Introducing Samhita: a scalable implementation model for setting up a population-based haemoglobinopathies registry in southern Karnataka.
Abstract
Introduction Accurate, population-level data on sickle cell disease (SCD) and other haemoglobinopathies are essential for planning services in underserved tribal communities, yet such data remain limited in rural India. We designed and implemented a population-based registry ( Samhita ) in Chamarajanagar district, Karnataka, to demonstrate a scalable registry model for a resource-poor setting. Methods The registry is designed with four major components: Registration and written consent, Screening, Confirmation, and Clinical Proforma. For screening and confirmation of SCD, thalassemia, and G6PD deficiency, blood samples undergo solubility, point-of-care, and high-performance liquid chromatography testing. Once confirmed, clinical proforma and subsequent follow-ups of consented participants are conducted by their primary care physicians.

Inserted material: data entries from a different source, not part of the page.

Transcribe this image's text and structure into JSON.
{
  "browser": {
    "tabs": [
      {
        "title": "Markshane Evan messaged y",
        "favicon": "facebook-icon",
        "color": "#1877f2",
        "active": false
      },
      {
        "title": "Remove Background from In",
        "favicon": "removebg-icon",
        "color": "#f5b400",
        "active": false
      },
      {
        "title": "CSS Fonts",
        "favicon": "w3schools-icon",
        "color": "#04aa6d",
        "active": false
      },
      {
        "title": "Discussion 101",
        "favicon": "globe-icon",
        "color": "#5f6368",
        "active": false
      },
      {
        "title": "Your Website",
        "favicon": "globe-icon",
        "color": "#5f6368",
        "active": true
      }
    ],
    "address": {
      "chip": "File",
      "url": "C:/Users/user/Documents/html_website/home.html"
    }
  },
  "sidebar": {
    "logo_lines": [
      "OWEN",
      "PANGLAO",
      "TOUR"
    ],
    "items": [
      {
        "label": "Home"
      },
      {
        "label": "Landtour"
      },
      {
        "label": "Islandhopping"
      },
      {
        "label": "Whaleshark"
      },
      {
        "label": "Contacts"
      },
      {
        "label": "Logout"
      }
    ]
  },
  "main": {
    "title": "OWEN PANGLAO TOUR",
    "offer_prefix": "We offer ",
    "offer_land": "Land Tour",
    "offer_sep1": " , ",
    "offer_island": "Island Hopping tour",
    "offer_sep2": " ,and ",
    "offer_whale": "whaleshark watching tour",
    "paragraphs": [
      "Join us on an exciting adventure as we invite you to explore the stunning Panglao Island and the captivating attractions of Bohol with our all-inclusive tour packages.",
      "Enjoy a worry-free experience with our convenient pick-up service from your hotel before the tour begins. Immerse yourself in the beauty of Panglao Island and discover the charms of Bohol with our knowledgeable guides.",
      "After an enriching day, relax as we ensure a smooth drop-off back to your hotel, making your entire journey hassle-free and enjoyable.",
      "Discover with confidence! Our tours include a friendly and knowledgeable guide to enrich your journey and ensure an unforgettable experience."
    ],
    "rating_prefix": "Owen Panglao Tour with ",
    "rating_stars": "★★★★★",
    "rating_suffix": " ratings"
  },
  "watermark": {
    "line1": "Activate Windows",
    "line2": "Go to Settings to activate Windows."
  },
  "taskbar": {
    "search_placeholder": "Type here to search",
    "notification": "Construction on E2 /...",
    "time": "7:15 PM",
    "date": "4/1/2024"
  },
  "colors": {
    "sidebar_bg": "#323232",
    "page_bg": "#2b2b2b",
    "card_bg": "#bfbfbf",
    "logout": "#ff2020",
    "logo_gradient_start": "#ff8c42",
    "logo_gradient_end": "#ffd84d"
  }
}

All data are captured using Avni, an offline open-source mobile application hosted on a secure AWS server in Mumbai, enabling work in areas without internet. Modular workflows, culturally sensitive consent forms in the local language, and a flexible follow-up schedule are included in the registry design to adapt to facility-strained primary health centers in rural-tribal areas. Fidelity is maintained through random double-entry checks, supervisory reviews, and weekly protocol adherence meetings. Trained healthcare workers gather registry data during household visits conducted every three months and health camps held twice a year. Conclusions This model demonstrates a feasible, context-specific approach to haemoglobinopathy surveillance in low-resource rural settings. By combining offline digital tools, quality assurance, and community engagement, the registry offers a scalable framework to strengthen evidence-based planning and improve care for tribal and underserved populations.